Archival digital print with serigraphy

12'' x 12''


Mokèlé-mbèmbé is a dinosaur-like creature that is said to inhabit certain waterways of the Congo and Cameroon. Its name is derived from the Lingala language, meaning “one who stops the flow of rivers.”

Encounters with these animals have been recorded as early as 1776, by both native people as well as visiting Western missionaries. They are most frequently described as having bodies similar to an elephant, but with a long tail and neck. The shape of the head is described as being small and reptilian, either snake or crocodile-like. Total body length is estimated to be 16 to 32 feet nose-to-tail, although some accounts from Cameroon report a total length upwards of 75 feet. Their skin ranges from gray to brown to copper-red in color. Witnesses have frequently identified illustrations of Apatosaurus as “Mokèlé-mbèmbé, or at least very similar in appearance. Some cryptozoologists hypothesize these as-of-yet scientifically unidentified creatures may be remnant populations or taxonomic cousins to Sauropod dinosaurs.

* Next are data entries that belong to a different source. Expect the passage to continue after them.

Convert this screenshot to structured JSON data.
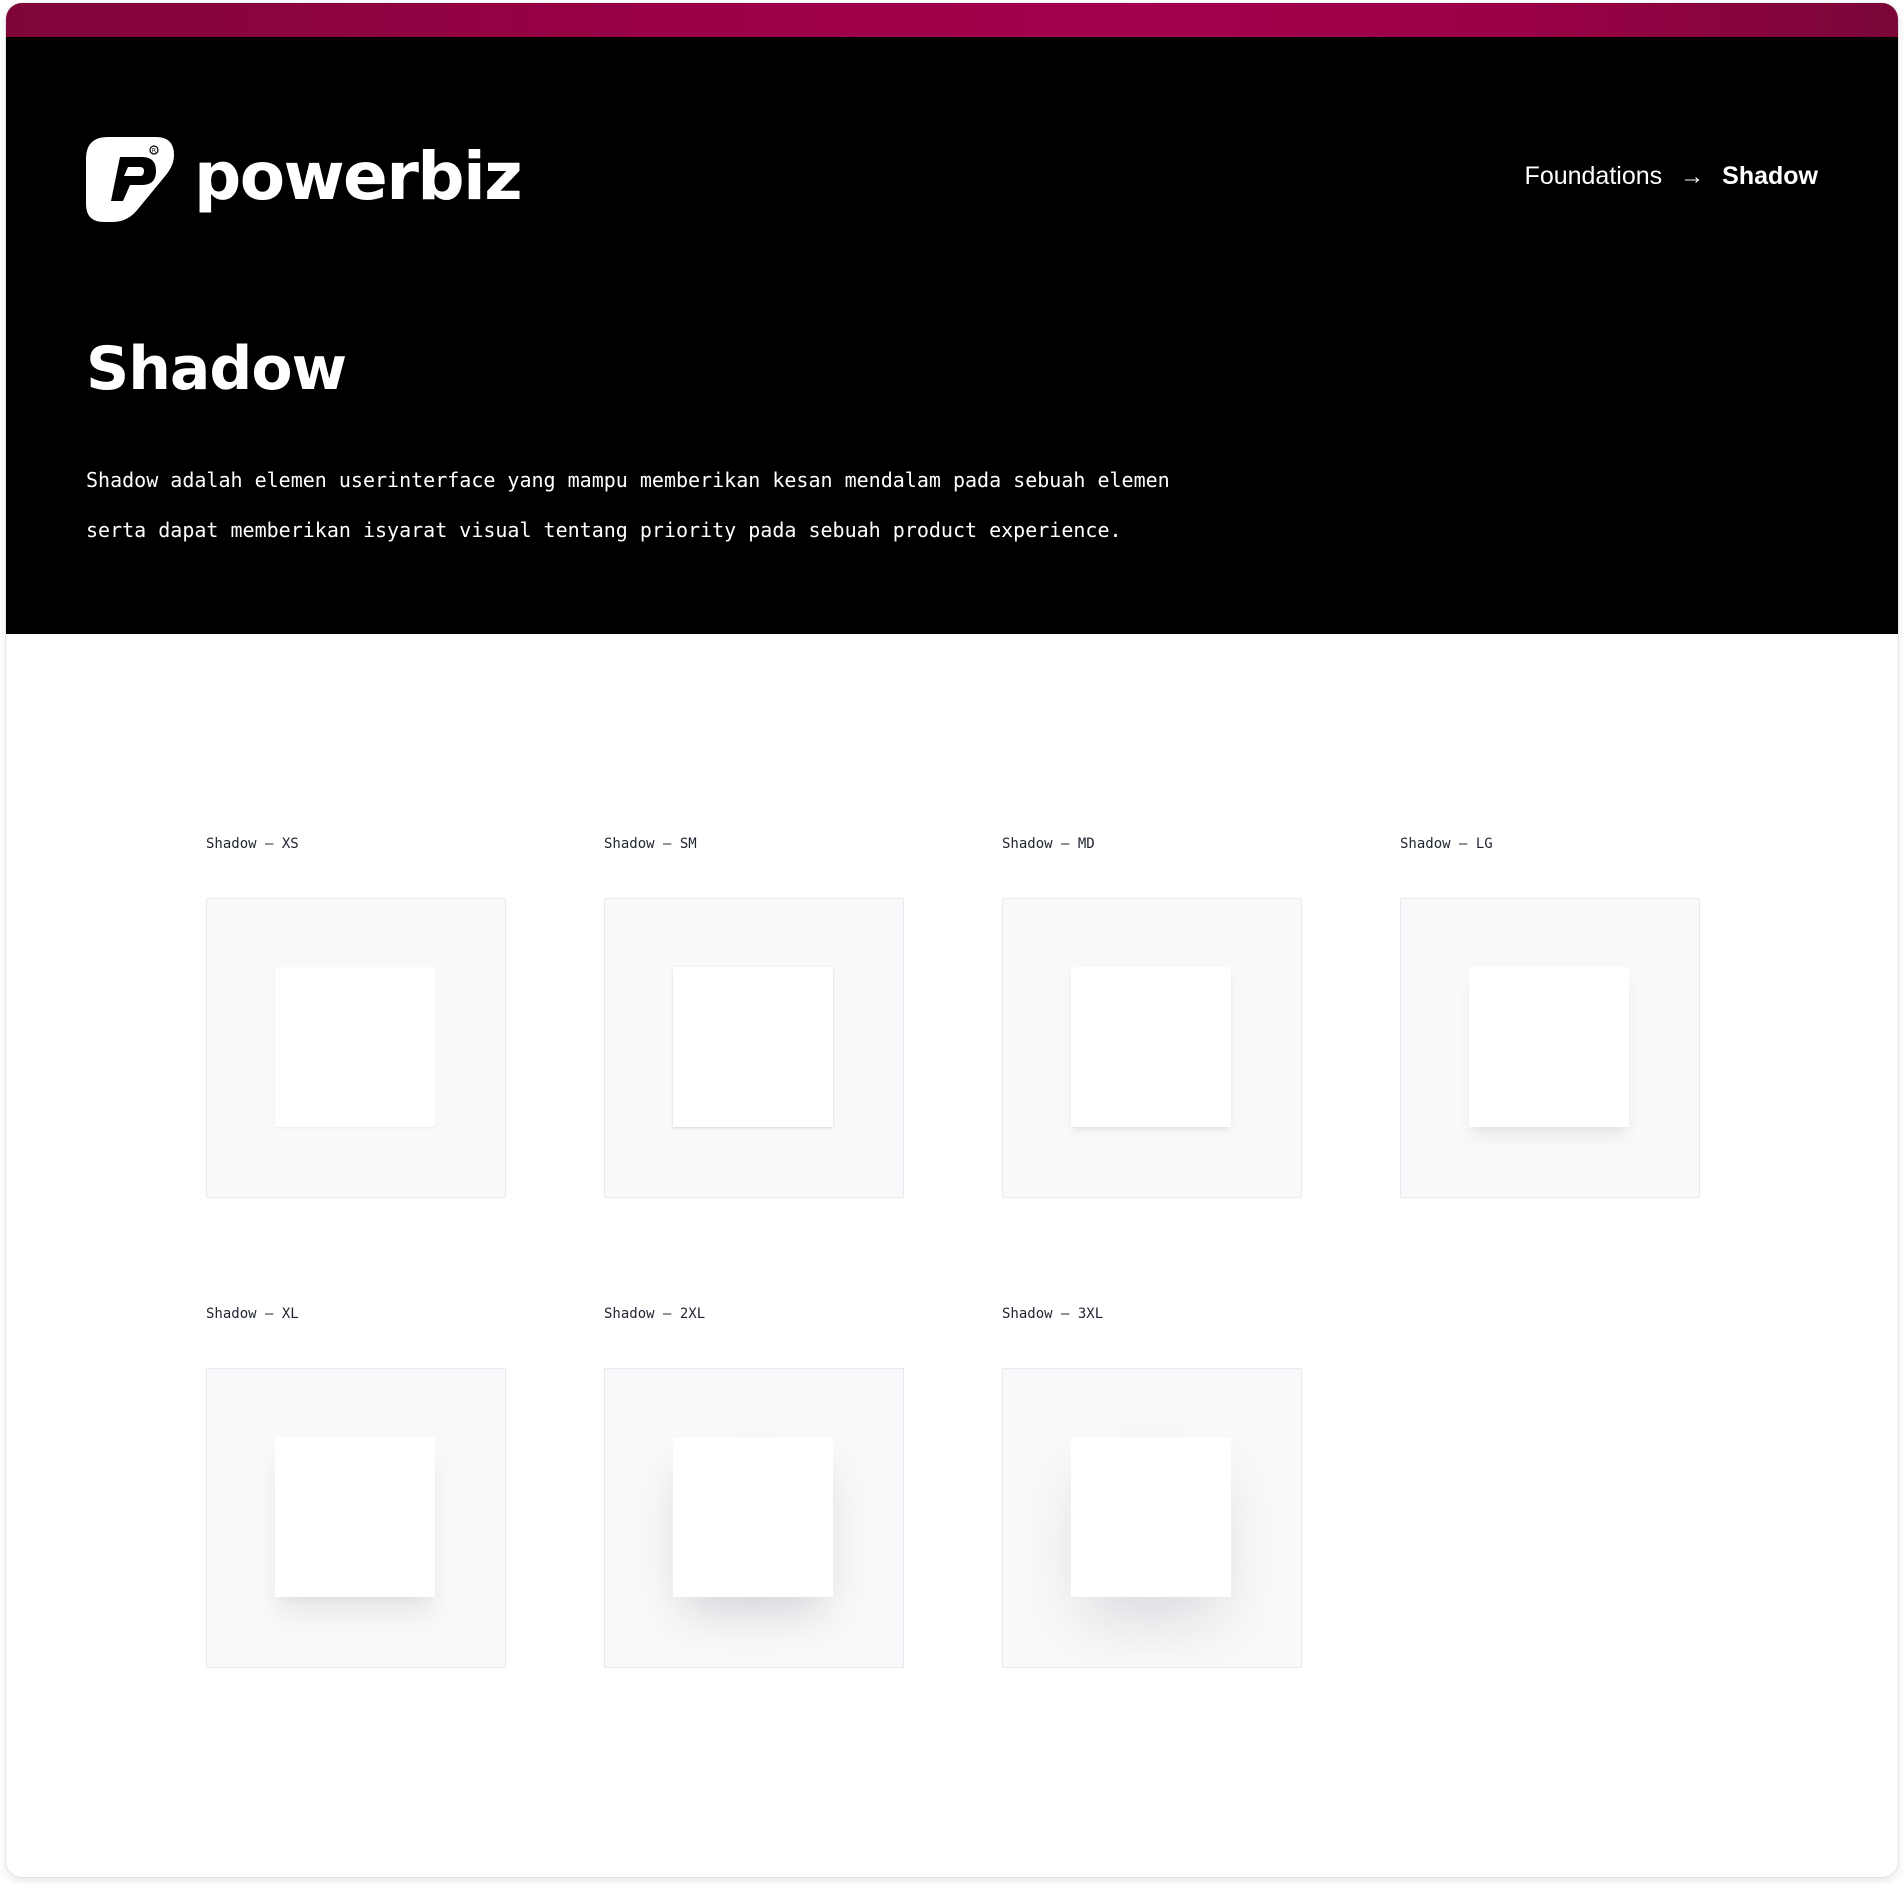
{
  "brand": {
    "name": "powerbiz",
    "icon": "powerbiz-logo-icon",
    "accent_color": "#9a0046"
  },
  "breadcrumb": {
    "parent": "Foundations",
    "separator_icon": "arrow-right-icon",
    "current": "Shadow"
  },
  "hero": {
    "title": "Shadow",
    "description_line1": "Shadow adalah elemen userinterface yang mampu memberikan kesan mendalam pada sebuah elemen",
    "description_line2": "serta dapat memberikan isyarat visual tentang priority pada sebuah product experience."
  },
  "shadows": [
    {
      "label": "Shadow – XS"
    },
    {
      "label": "Shadow – SM"
    },
    {
      "label": "Shadow – MD"
    },
    {
      "label": "Shadow – LG"
    },
    {
      "label": "Shadow – XL"
    },
    {
      "label": "Shadow – 2XL"
    },
    {
      "label": "Shadow – 3XL"
    }
  ]
}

The behavioral qualities of Mokèlé-mbèmbé also remain consistent through many witness accounts. They are most frequently spotted at river bends and deep lakes, where they dive into the water when disturbed by human presence. When submerged they become aggressive and territorial, sometimes ramming boats from below the water’s surface. Locals say that Mokèlé-mbèmbé is known to frequently attack and kill hippos, but never to eat them. Some believe they remain submerged in murky waters during the day and return to land at dusk to feed on plant matter.

Although several expeditions have been mounted specifically to document Mokèlé-mbèmbé, there has yet to be any definitive physical evidence uncovered that proves its existence.